Washington, United States
Spend any time in a swing state in the closing weeks of a US election and it's hard to avoid the barrage of rallies, TV interviews and attack ads as candidates grasp for those final few undecided voters.
So when Republican nominee Donald Trump announced an expansion of his campaign map into "deep blue" Democratic real estate that he has virtually no chance of taking, political analysts wondered what he was up to.
Trump, 78, is in Aurora, Colorado on Oct.11 and California's Coachella Valley on Oct.12. Next week he heads to Chicago, Illinois and on Oct.27 he will appear at New York's iconic Madison Square Garden, home of the NBA's New York Knicks.
Colorado is the only one of those states to have voted Republican in a presidential election this century. It was the most competitive of the four in 2020, and it was still a cakewalk for Biden, who won by 13 points.
Meanwhile Trump and his Democratic opponent Kamala Harris are neck-and-neck in Pennsylvania, Wisconsin, Michigan, North Carolina, Georgia, Arizona and Nevada -- where a few thousand wavering voters could determine who gets the White House.

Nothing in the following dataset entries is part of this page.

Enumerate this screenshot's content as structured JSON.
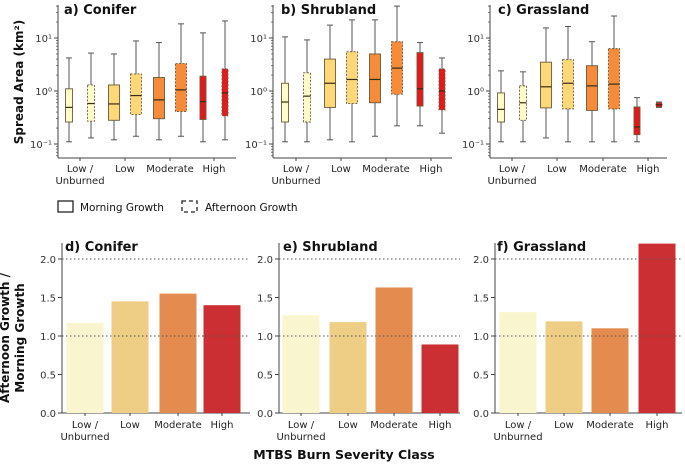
{
  "chart_data": [
    {
      "type": "box",
      "panel": "a",
      "title": "a) Conifer",
      "ylabel": "Spread Area (km²)",
      "yscale": "log",
      "ylim": [
        0.06,
        30
      ],
      "yticks": [
        "10⁻¹",
        "10⁰",
        "10¹"
      ],
      "categories": [
        "Low / Unburned",
        "Low",
        "Moderate",
        "High"
      ],
      "series": [
        {
          "name": "Morning Growth",
          "boxes": [
            {
              "whislo": 0.11,
              "q1": 0.26,
              "med": 0.49,
              "q3": 1.1,
              "whishi": 4.2
            },
            {
              "whislo": 0.12,
              "q1": 0.28,
              "med": 0.57,
              "q3": 1.3,
              "whishi": 5.0
            },
            {
              "whislo": 0.12,
              "q1": 0.3,
              "med": 0.68,
              "q3": 1.8,
              "whishi": 8.2
            },
            {
              "whislo": 0.11,
              "q1": 0.29,
              "med": 0.63,
              "q3": 1.9,
              "whishi": 12.5
            }
          ]
        },
        {
          "name": "Afternoon Growth",
          "boxes": [
            {
              "whislo": 0.13,
              "q1": 0.27,
              "med": 0.58,
              "q3": 1.3,
              "whishi": 5.2
            },
            {
              "whislo": 0.14,
              "q1": 0.36,
              "med": 0.82,
              "q3": 2.1,
              "whishi": 8.8
            },
            {
              "whislo": 0.14,
              "q1": 0.41,
              "med": 1.05,
              "q3": 3.3,
              "whishi": 18.5
            },
            {
              "whislo": 0.12,
              "q1": 0.34,
              "med": 0.92,
              "q3": 2.6,
              "whishi": 21.0
            }
          ]
        }
      ]
    },
    {
      "type": "box",
      "panel": "b",
      "title": "b) Shrubland",
      "yscale": "log",
      "ylim": [
        0.06,
        30
      ],
      "yticks": [
        "10⁻¹",
        "10⁰",
        "10¹"
      ],
      "categories": [
        "Low / Unburned",
        "Low",
        "Moderate",
        "High"
      ],
      "series": [
        {
          "name": "Morning Growth",
          "boxes": [
            {
              "whislo": 0.11,
              "q1": 0.26,
              "med": 0.62,
              "q3": 1.4,
              "whishi": 10.5
            },
            {
              "whislo": 0.12,
              "q1": 0.49,
              "med": 1.4,
              "q3": 4.0,
              "whishi": 17.5
            },
            {
              "whislo": 0.14,
              "q1": 0.6,
              "med": 1.65,
              "q3": 5.0,
              "whishi": 22.0
            },
            {
              "whislo": 0.22,
              "q1": 0.52,
              "med": 1.1,
              "q3": 5.3,
              "whishi": 8.2
            }
          ]
        },
        {
          "name": "Afternoon Growth",
          "boxes": [
            {
              "whislo": 0.11,
              "q1": 0.26,
              "med": 0.8,
              "q3": 2.2,
              "whishi": 9.2
            },
            {
              "whislo": 0.11,
              "q1": 0.58,
              "med": 1.65,
              "q3": 5.5,
              "whishi": 22.0
            },
            {
              "whislo": 0.22,
              "q1": 0.87,
              "med": 2.7,
              "q3": 8.5,
              "whishi": 40.0
            },
            {
              "whislo": 0.16,
              "q1": 0.44,
              "med": 1.0,
              "q3": 2.6,
              "whishi": 4.2
            }
          ]
        }
      ]
    },
    {
      "type": "box",
      "panel": "c",
      "title": "c) Grassland",
      "yscale": "log",
      "ylim": [
        0.06,
        30
      ],
      "yticks": [
        "10⁻¹",
        "10⁰",
        "10¹"
      ],
      "categories": [
        "Low / Unburned",
        "Low",
        "Moderate",
        "High"
      ],
      "series": [
        {
          "name": "Morning Growth",
          "boxes": [
            {
              "whislo": 0.11,
              "q1": 0.26,
              "med": 0.45,
              "q3": 0.92,
              "whishi": 2.4
            },
            {
              "whislo": 0.13,
              "q1": 0.48,
              "med": 1.2,
              "q3": 3.5,
              "whishi": 15.5
            },
            {
              "whislo": 0.11,
              "q1": 0.43,
              "med": 1.25,
              "q3": 3.0,
              "whishi": 8.5
            },
            {
              "whislo": 0.11,
              "q1": 0.15,
              "med": 0.21,
              "q3": 0.5,
              "whishi": 0.75
            }
          ]
        },
        {
          "name": "Afternoon Growth",
          "boxes": [
            {
              "whislo": 0.11,
              "q1": 0.28,
              "med": 0.6,
              "q3": 1.25,
              "whishi": 2.3
            },
            {
              "whislo": 0.11,
              "q1": 0.46,
              "med": 1.4,
              "q3": 3.9,
              "whishi": 16.5
            },
            {
              "whislo": 0.11,
              "q1": 0.46,
              "med": 1.35,
              "q3": 6.3,
              "whishi": 26.0
            },
            {
              "whislo": 0.49,
              "q1": 0.5,
              "med": 0.55,
              "q3": 0.6,
              "whishi": 0.62
            }
          ]
        }
      ]
    },
    {
      "type": "bar",
      "panel": "d",
      "title": "d) Conifer",
      "ylabel": "Afternoon Growth / Morning Growth",
      "ylim": [
        0,
        2.2
      ],
      "yticks": [
        "0.0",
        "0.5",
        "1.0",
        "1.5",
        "2.0"
      ],
      "reference_lines": [
        1.0,
        2.0
      ],
      "categories": [
        "Low / Unburned",
        "Low",
        "Moderate",
        "High"
      ],
      "values": [
        1.17,
        1.45,
        1.55,
        1.4
      ]
    },
    {
      "type": "bar",
      "panel": "e",
      "title": "e) Shrubland",
      "ylim": [
        0,
        2.2
      ],
      "yticks": [
        "0.0",
        "0.5",
        "1.0",
        "1.5",
        "2.0"
      ],
      "reference_lines": [
        1.0,
        2.0
      ],
      "categories": [
        "Low / Unburned",
        "Low",
        "Moderate",
        "High"
      ],
      "values": [
        1.27,
        1.18,
        1.63,
        0.89
      ]
    },
    {
      "type": "bar",
      "panel": "f",
      "title": "f) Grassland",
      "ylim": [
        0,
        2.2
      ],
      "yticks": [
        "0.0",
        "0.5",
        "1.0",
        "1.5",
        "2.0"
      ],
      "reference_lines": [
        1.0,
        2.0
      ],
      "categories": [
        "Low / Unburned",
        "Low",
        "Moderate",
        "High"
      ],
      "values": [
        1.31,
        1.19,
        1.1,
        2.2
      ]
    }
  ],
  "legend": {
    "morning": "Morning Growth",
    "afternoon": "Afternoon Growth"
  },
  "box_ylabel": "Spread Area (km²)",
  "bar_ylabel_line1": "Afternoon Growth /",
  "bar_ylabel_line2": "Morning Growth",
  "xlabel": "MTBS Burn Severity Class",
  "category_labels": {
    "c0_line1": "Low /",
    "c0_line2": "Unburned",
    "c1": "Low",
    "c2": "Moderate",
    "c3": "High"
  },
  "colors": {
    "box": [
      "#fdfbc8",
      "#fdd879",
      "#f68b3a",
      "#e31a1c"
    ],
    "bar": [
      "#f9f6cf",
      "#eecd85",
      "#e48c50",
      "#cb2f33"
    ],
    "whisker": "#555555",
    "axis": "#444444"
  }
}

So why put in time that takes you away from the Americans who do the hiring and firing less than four weeks before November 5?
The Trump campaign did not respond to a request for comment but aides have pointed to a strategy of wooing voters in areas they say are hurt by failed Democratic policies.
For Adrienne Uthe, the founder of Utah-based PR firm Kronus Communications, the sorties into Democratic territory are about nationwide optics and messaging, rather than a simple grab for local votes.
"He's not there to flip these states, he's there to fuel the narrative of a 'national movement' and energize his base where they feel like underdogs," she told AFP.
"Rallying in traditionally Democratic areas gives his supporters the thrill of 'enemy territory,' while allowing Trump to frame his campaign as transcending party lines."
Andrew Koneschusky, a political communications expert and former press secretary to Democratic Senate leader Chuck Schumer, agreed that Trump's strategists were thinking about "optics, symbolism and ego" rather than electoral math.
Trump has pushed exaggerated stories of migrant gangs running rampant in Aurora, and his aim in visiting is to transform the city into a "national battleground" on immigration, says the consultant.
Coachella, a three-hour drive from Mexico, offers the same opportunity and has the added advantage of looking like a bold, aggressive throw of the gauntlet in Harris's home state.
"New York is a real head-scratcher," Koneschusky told AFP. "But this choice may be a product of Trump's ego. He likely wants to orchestrate a spectacle at Madison Square Garden and demonstrate he can fill a 20,000-seat arena in a Democratic bastion."
Trump's obsession with his crowd sizes, in fact, is being offered by some Washington-watchers as the whole explanation for his idiosyncratic campaign strategy.
The ex-president has reacted badly to Harris's packed rallies, inventing multiple conspiracy theories to dismiss them as fake, and his sensitivity has been mocked on the late night talk show circuit -- and by his predecessor, Barack Obama.
In a moment that defined September's presidential debate, the mercurial tycoon allowed himself to get riled by Harris claiming his rally speeches were so boring that his supporters were getting up and leaving before the end.
Images of empty seating even at the start of his rallies have been shared widely on social media, including footage of an event in Pennsylvania on Oct.9 that showed large sections of the arena unfilled as Trump took the stage.
Tim Miller, who was communications director for Jeb Bush when he ran against Trump for the 2016 Republican presidential nomination, believes people in swing states are tired of the Trump "shtick."
"And so he needs to go to these red areas of blue states -- or deep red states where people haven't seen him -- so that he can get the crowd size that he needs," said Miller on center-right outlet The Bulwark's podcast, which he hosts.
But Koneschusky, Schumer's former aide, says the nationwide focus is unlikely to sway voters in battleground states.
"He'd probably be better served to take up residence in Pennsylvania," he told AFP. "In the end, it's electoral math, not spectacle and theatrics, that usually determines the outcome of the election."